During your interviews, you’re going to be asked quite a bit about your thesis. Find a smart friend with limited
knowledge in machine learning to ask you about this. Can you explain to them what you did and how it was different from existing solutions? I’ve interviewed veral new grads who could describe all the details of their rearch but were stumped by some high level, introduction questions (e.g. why is this rearch important?).
专家提⽰ -在数据科学领域⼯作(⼏乎在任何职业中),您都需要能够向⾃⼰领域以外的⼈解释事物(旁注-切勿误以为⾮技术⼈员不那么聪明就像你⼀样)。 在⾯试中,您将被问及有关论⽂的很多信息。 寻
钿头银篦击节碎
找⼀个在机器学习⽅⾯知识有限的聪明朋友,向您询问有关此事。 您能否向他们解释您做了什么以及与现有解决⽅案有何不同? 我采访了⼏位新毕业⽣,他们可以描述他们研究的所有细节,但被⼀些⾼级的⼊门问题所困扰(例如,为什么这项研究很重要?)。
Finally, don’t forget that success requires lifelong learning and you’ve only completed one pha of your training so far.
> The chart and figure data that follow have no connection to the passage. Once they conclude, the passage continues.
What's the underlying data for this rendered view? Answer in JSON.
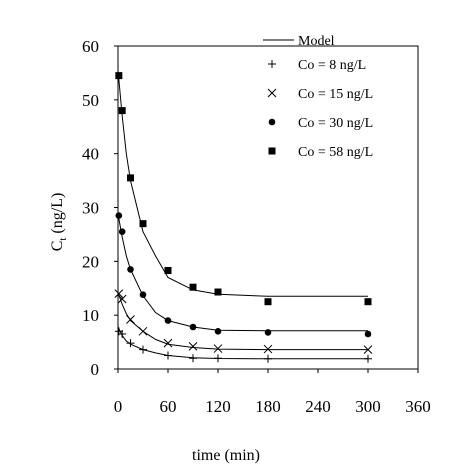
{
  "chart_data": {
    "type": "scatter",
    "xlabel": "time (min)",
    "ylabel_main": "C",
    "ylabel_sub": "t",
    "ylabel_unit": " (ng/L)",
    "xlim": [
      0,
      360
    ],
    "ylim": [
      0,
      60
    ],
    "x_ticks": [
      0,
      60,
      120,
      180,
      240,
      300,
      360
    ],
    "y_ticks": [
      0,
      10,
      20,
      30,
      40,
      50,
      60
    ],
    "grid": false,
    "legend_position": "top-right",
    "model_label": "Model",
    "series": [
      {
        "name": "Co = 8 ng/L",
        "marker": "plus",
        "points": [
          [
            1,
            7.0
          ],
          [
            5,
            6.5
          ],
          [
            15,
            4.8
          ],
          [
            30,
            3.6
          ],
          [
            60,
            2.5
          ],
          [
            90,
            2.0
          ],
          [
            120,
            2.0
          ],
          [
            180,
            1.9
          ],
          [
            300,
            1.9
          ]
        ],
        "model": [
          [
            0,
            7.8
          ],
          [
            5,
            6.2
          ],
          [
            10,
            5.2
          ],
          [
            15,
            4.6
          ],
          [
            30,
            3.6
          ],
          [
            45,
            3.0
          ],
          [
            60,
            2.5
          ],
          [
            90,
            2.1
          ],
          [
            120,
            1.95
          ],
          [
            180,
            1.9
          ],
          [
            300,
            1.9
          ]
        ]
      },
      {
        "name": "Co = 15 ng/L",
        "marker": "x",
        "points": [
          [
            1,
            14.0
          ],
          [
            5,
            13.0
          ],
          [
            15,
            9.2
          ],
          [
            30,
            7.0
          ],
          [
            60,
            4.8
          ],
          [
            90,
            4.2
          ],
          [
            120,
            3.8
          ],
          [
            180,
            3.7
          ],
          [
            300,
            3.6
          ]
        ],
        "model": [
          [
            0,
            14.2
          ],
          [
            5,
            12.0
          ],
          [
            10,
            10.3
          ],
          [
            15,
            9.0
          ],
          [
            30,
            7.0
          ],
          [
            45,
            5.5
          ],
          [
            60,
            4.6
          ],
          [
            90,
            4.0
          ],
          [
            120,
            3.7
          ],
          [
            180,
            3.6
          ],
          [
            300,
            3.6
          ]
        ]
      },
      {
        "name": "Co = 30 ng/L",
        "marker": "circle",
        "points": [
          [
            1,
            28.5
          ],
          [
            5,
            25.5
          ],
          [
            15,
            18.5
          ],
          [
            30,
            13.8
          ],
          [
            60,
            9.0
          ],
          [
            90,
            7.8
          ],
          [
            120,
            7.0
          ],
          [
            180,
            6.8
          ],
          [
            300,
            6.5
          ]
        ],
        "model": [
          [
            0,
            28.8
          ],
          [
            5,
            24.5
          ],
          [
            10,
            21.0
          ],
          [
            15,
            18.5
          ],
          [
            30,
            13.6
          ],
          [
            45,
            10.5
          ],
          [
            60,
            9.0
          ],
          [
            90,
            7.8
          ],
          [
            120,
            7.2
          ],
          [
            180,
            7.1
          ],
          [
            300,
            7.1
          ]
        ]
      },
      {
        "name": "Co = 58 ng/L",
        "marker": "square",
        "points": [
          [
            1,
            54.5
          ],
          [
            5,
            48.0
          ],
          [
            15,
            35.5
          ],
          [
            30,
            27.0
          ],
          [
            60,
            18.3
          ],
          [
            90,
            15.2
          ],
          [
            120,
            14.3
          ],
          [
            180,
            12.5
          ],
          [
            300,
            12.5
          ]
        ],
        "model": [
          [
            0,
            55.5
          ],
          [
            5,
            47.0
          ],
          [
            10,
            40.0
          ],
          [
            15,
            35.0
          ],
          [
            30,
            25.5
          ],
          [
            45,
            21.0
          ],
          [
            60,
            17.0
          ],
          [
            90,
            14.7
          ],
          [
            120,
            13.9
          ],
          [
            180,
            13.5
          ],
          [
            300,
            13.5
          ]
        ]
      }
    ]
  }
}
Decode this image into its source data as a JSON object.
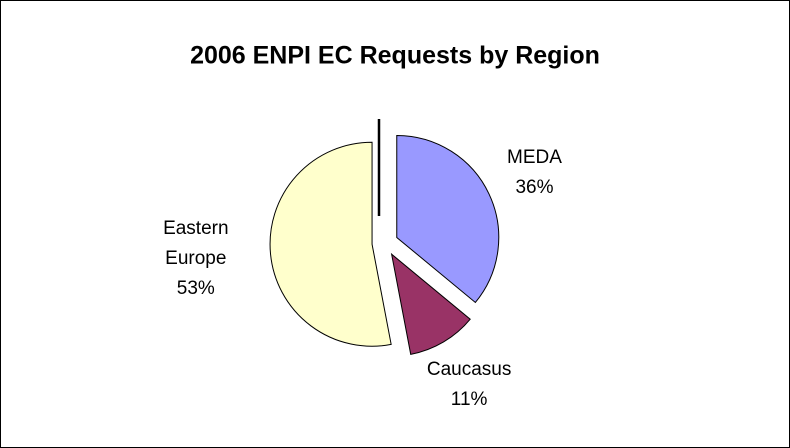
{
  "chart_data": {
    "type": "pie",
    "title": "2006 ENPI EC Requests by Region",
    "categories": [
      "MEDA",
      "Caucasus",
      "Eastern Europe"
    ],
    "values": [
      36,
      11,
      53
    ],
    "value_labels": [
      "36%",
      "11%",
      "53%"
    ],
    "colors": [
      "#9999ff",
      "#993366",
      "#ffffcc"
    ]
  }
}
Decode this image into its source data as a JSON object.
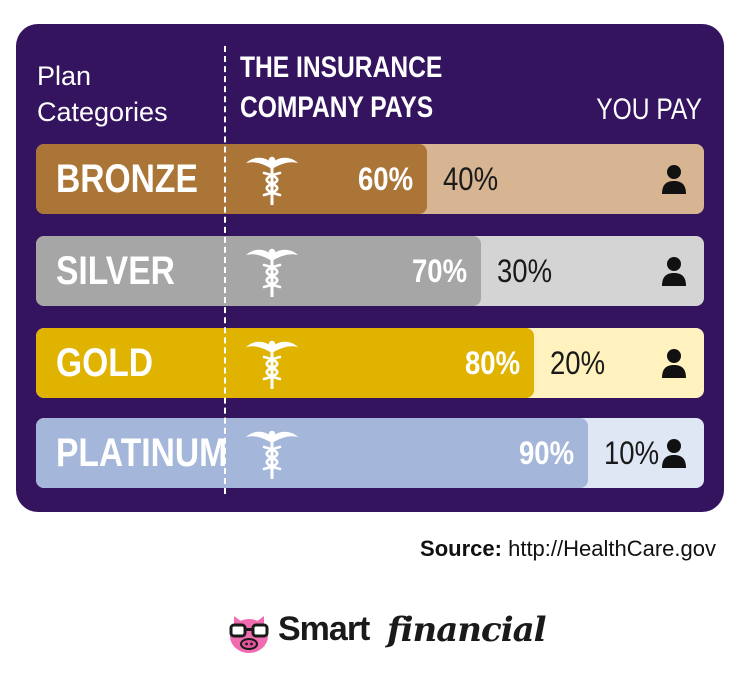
{
  "header": {
    "plan_line1": "Plan",
    "plan_line2": "Categories",
    "insurance_line1": "THE INSURANCE",
    "insurance_line2": "COMPANY PAYS",
    "you_pay": "YOU PAY"
  },
  "chart_data": {
    "type": "bar",
    "stacked": true,
    "orientation": "horizontal",
    "categories": [
      "BRONZE",
      "SILVER",
      "GOLD",
      "PLATINUM"
    ],
    "series": [
      {
        "name": "THE INSURANCE COMPANY PAYS",
        "values": [
          60,
          70,
          80,
          90
        ],
        "labels": [
          "60%",
          "70%",
          "80%",
          "90%"
        ]
      },
      {
        "name": "YOU PAY",
        "values": [
          40,
          30,
          20,
          10
        ],
        "labels": [
          "40%",
          "30%",
          "20%",
          "10%"
        ]
      }
    ],
    "unit": "%",
    "xlim": [
      0,
      100
    ],
    "colors": {
      "BRONZE": {
        "insurance": "#ab7537",
        "you": "#d7b593"
      },
      "SILVER": {
        "insurance": "#a6a6a6",
        "you": "#d4d4d4"
      },
      "GOLD": {
        "insurance": "#dfb300",
        "you": "#fff2bf"
      },
      "PLATINUM": {
        "insurance": "#a4b6d9",
        "you": "#dfe6f4"
      }
    },
    "icons": {
      "insurance": "caduceus-icon",
      "you": "person-icon"
    },
    "panel_color": "#34145f"
  },
  "source": {
    "label": "Source:",
    "text": "http://HealthCare.gov"
  },
  "logo": {
    "part1": "Smart",
    "part2": "financial",
    "icon": "pig-with-glasses-icon",
    "pig_color": "#f06bb0"
  }
}
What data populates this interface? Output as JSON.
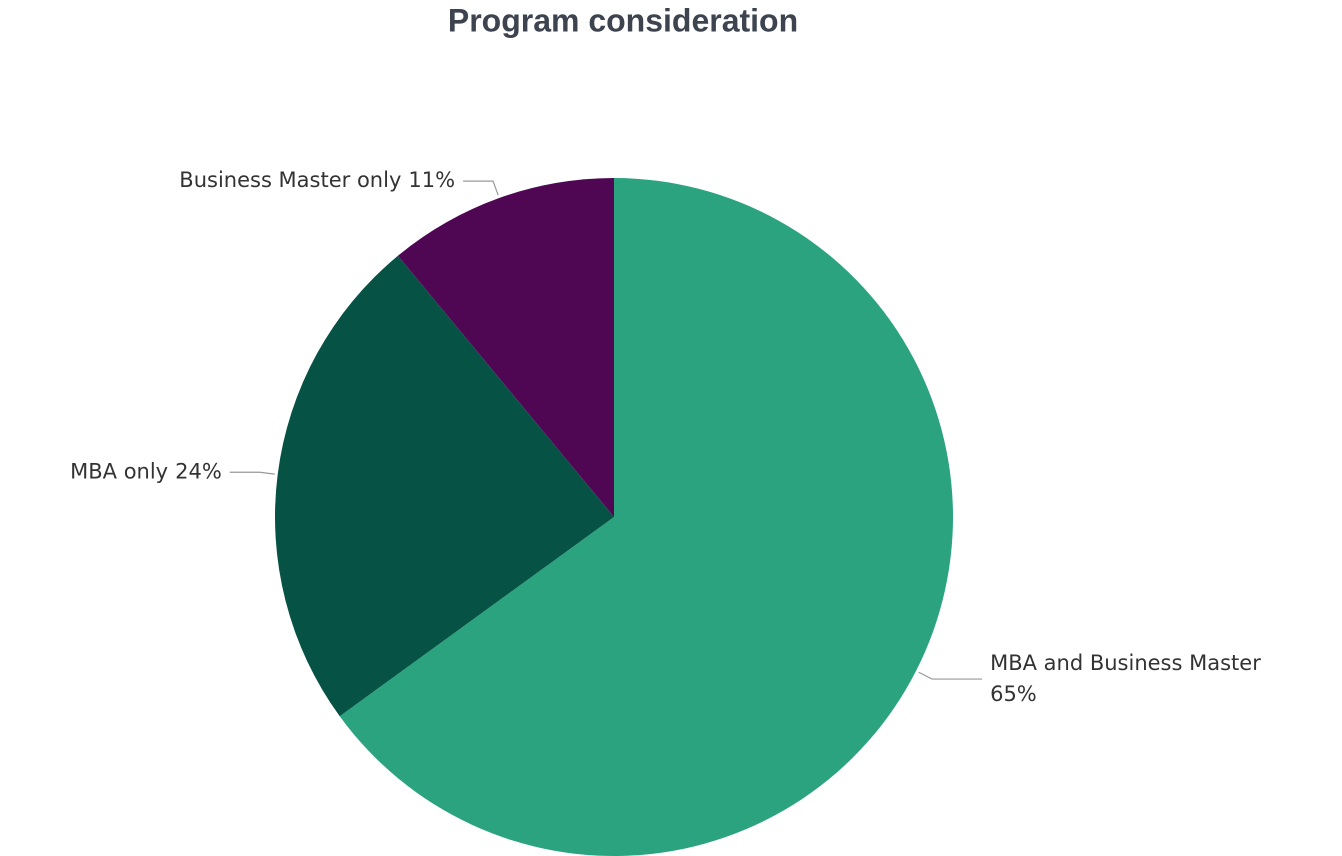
{
  "chart_data": {
    "type": "pie",
    "title": "Program consideration",
    "categories": [
      "MBA and Business Master",
      "MBA only",
      "Business Master only"
    ],
    "values": [
      65,
      24,
      11
    ],
    "value_labels": [
      "65%",
      "24%",
      "11%"
    ],
    "colors": [
      "#2aa37e",
      "#065345",
      "#4f0753"
    ]
  }
}
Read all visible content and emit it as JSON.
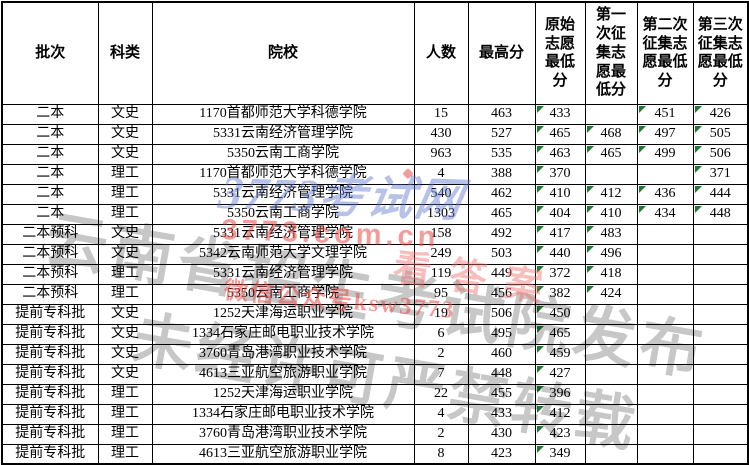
{
  "table": {
    "headers": [
      "批次",
      "科类",
      "院校",
      "人数",
      "最高分",
      "原始\n志愿\n最低\n分",
      "第一\n次征\n集志\n愿最\n低分",
      "第二次\n征集志\n愿最低\n分",
      "第三次\n征集志\n愿最低\n分"
    ],
    "rows": [
      [
        "二本",
        "文史",
        "1170首都师范大学科德学院",
        "15",
        "463",
        "433",
        "",
        "451",
        "426"
      ],
      [
        "二本",
        "文史",
        "5331云南经济管理学院",
        "430",
        "527",
        "465",
        "468",
        "497",
        "505"
      ],
      [
        "二本",
        "文史",
        "5350云南工商学院",
        "963",
        "535",
        "463",
        "465",
        "499",
        "506"
      ],
      [
        "二本",
        "理工",
        "1170首都师范大学科德学院",
        "4",
        "388",
        "370",
        "",
        "",
        "371"
      ],
      [
        "二本",
        "理工",
        "5331云南经济管理学院",
        "540",
        "462",
        "410",
        "412",
        "436",
        "444"
      ],
      [
        "二本",
        "理工",
        "5350云南工商学院",
        "1303",
        "465",
        "404",
        "410",
        "434",
        "448"
      ],
      [
        "二本预科",
        "文史",
        "5331云南经济管理学院",
        "158",
        "492",
        "417",
        "483",
        "",
        ""
      ],
      [
        "二本预科",
        "文史",
        "5342云南师范大学文理学院",
        "249",
        "503",
        "440",
        "496",
        "",
        ""
      ],
      [
        "二本预科",
        "理工",
        "5331云南经济管理学院",
        "119",
        "449",
        "372",
        "418",
        "",
        ""
      ],
      [
        "二本预科",
        "理工",
        "5350云南工商学院",
        "95",
        "456",
        "382",
        "424",
        "",
        ""
      ],
      [
        "提前专科批",
        "文史",
        "1252天津海运职业学院",
        "19",
        "506",
        "450",
        "",
        "",
        ""
      ],
      [
        "提前专科批",
        "文史",
        "1334石家庄邮电职业技术学院",
        "6",
        "495",
        "465",
        "",
        "",
        ""
      ],
      [
        "提前专科批",
        "文史",
        "3760青岛港湾职业技术学院",
        "2",
        "460",
        "459",
        "",
        "",
        ""
      ],
      [
        "提前专科批",
        "文史",
        "4613三亚航空旅游职业学院",
        "7",
        "448",
        "427",
        "",
        "",
        ""
      ],
      [
        "提前专科批",
        "理工",
        "1252天津海运职业学院",
        "22",
        "455",
        "396",
        "",
        "",
        ""
      ],
      [
        "提前专科批",
        "理工",
        "1334石家庄邮电职业技术学院",
        "4",
        "433",
        "412",
        "",
        "",
        ""
      ],
      [
        "提前专科批",
        "理工",
        "3760青岛港湾职业技术学院",
        "2",
        "430",
        "423",
        "",
        "",
        ""
      ],
      [
        "提前专科批",
        "理工",
        "4613三亚航空旅游职业学院",
        "8",
        "423",
        "349",
        "",
        "",
        ""
      ]
    ]
  },
  "watermarks": {
    "gray_line_1": "云南省招生考试院发布",
    "gray_line_2": "未经许可严禁转载",
    "blue_logo": "3773考试网",
    "red_url": "3773.com.cn",
    "red_answer": "看答案",
    "red_wechat": "微信公众号ksw3773"
  },
  "colors": {
    "triangle_green": "#1e7b2d",
    "watermark_gray": "rgba(0,0,0,0.22)",
    "watermark_blue": "rgba(95,120,210,0.45)",
    "watermark_red": "rgba(235,75,70,0.55)",
    "watermark_pink": "rgba(240,110,110,0.45)"
  }
}
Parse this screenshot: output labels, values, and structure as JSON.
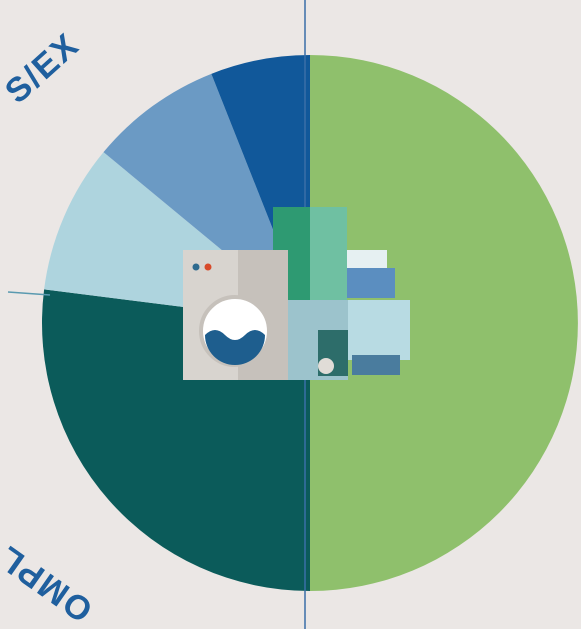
{
  "chart_data": {
    "type": "pie",
    "annotations": [
      "S/EX",
      "OMPL"
    ],
    "values": [
      50,
      27,
      9,
      8,
      6
    ],
    "colors": [
      "#8fc06c",
      "#0b5b5a",
      "#aed4de",
      "#6b9ac4",
      "#11589a"
    ],
    "start_angle": 0,
    "direction": "clockwise"
  }
}
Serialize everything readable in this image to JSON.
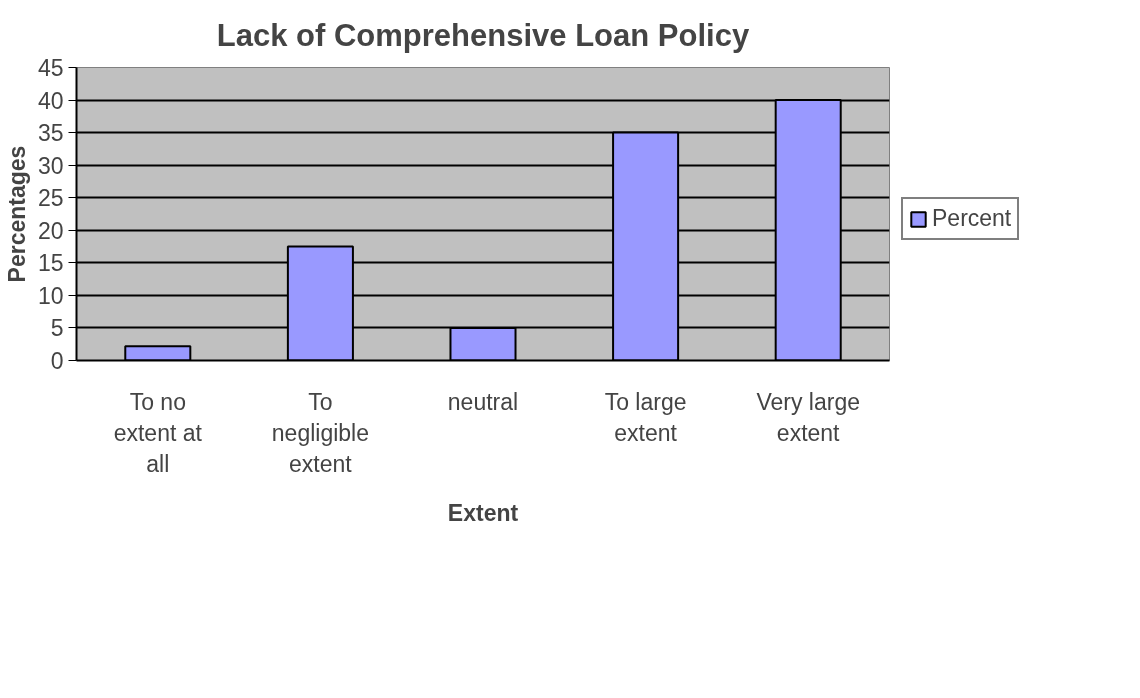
{
  "chart_data": {
    "type": "bar",
    "title": "Lack of Comprehensive Loan Policy",
    "xlabel": "Extent",
    "ylabel": "Percentages",
    "categories": [
      "To no extent at all",
      "To negligible extent",
      "neutral",
      "To large extent",
      "Very large extent"
    ],
    "series": [
      {
        "name": "Percent",
        "color": "#9999ff",
        "values": [
          2.2,
          17.5,
          5,
          35,
          40
        ]
      }
    ],
    "ylim": [
      0,
      45
    ],
    "yticks": [
      0,
      5,
      10,
      15,
      20,
      25,
      30,
      35,
      40,
      45
    ],
    "grid": "y",
    "legend": "right"
  }
}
Continuing to learn on the job is just as important and may be more difficult as it isn’t as structured.
ciba最后,不要忘记,成功需要终⾝学习,到⽬前为⽌,您只完成了培训的⼀个阶段。 继续在⼯作中学习同样重要,并且可能因为没有那么结构化⽽变得更加困难。
The optimists — There are a lot of people learning to become data scientists through online cours and bootcamps. Competition is stiff and you’re not going to get a job in the field after investing 80 hours. Employers are going to look at the duration of your class/bootcamp and how familiar they are — nano-degrees on EdX or a 6-month bootcamp are going to be a lot more impressive than a single cour on Udemy or Courra.
乐观主义者 -有很多⼈通过在线课程和训练营学习成为数据科学家。 竞争⾮常激烈,您在投⼊80个⼩时后就不会在野外找到⼯作。 雇主将查看您的课程/训练营的持续时间,以及他们的熟悉程度-在EdX
或6个⽉的训练营上的纳⽶学位将⽐在Udemy或Courra上的⼀门课程印象深刻。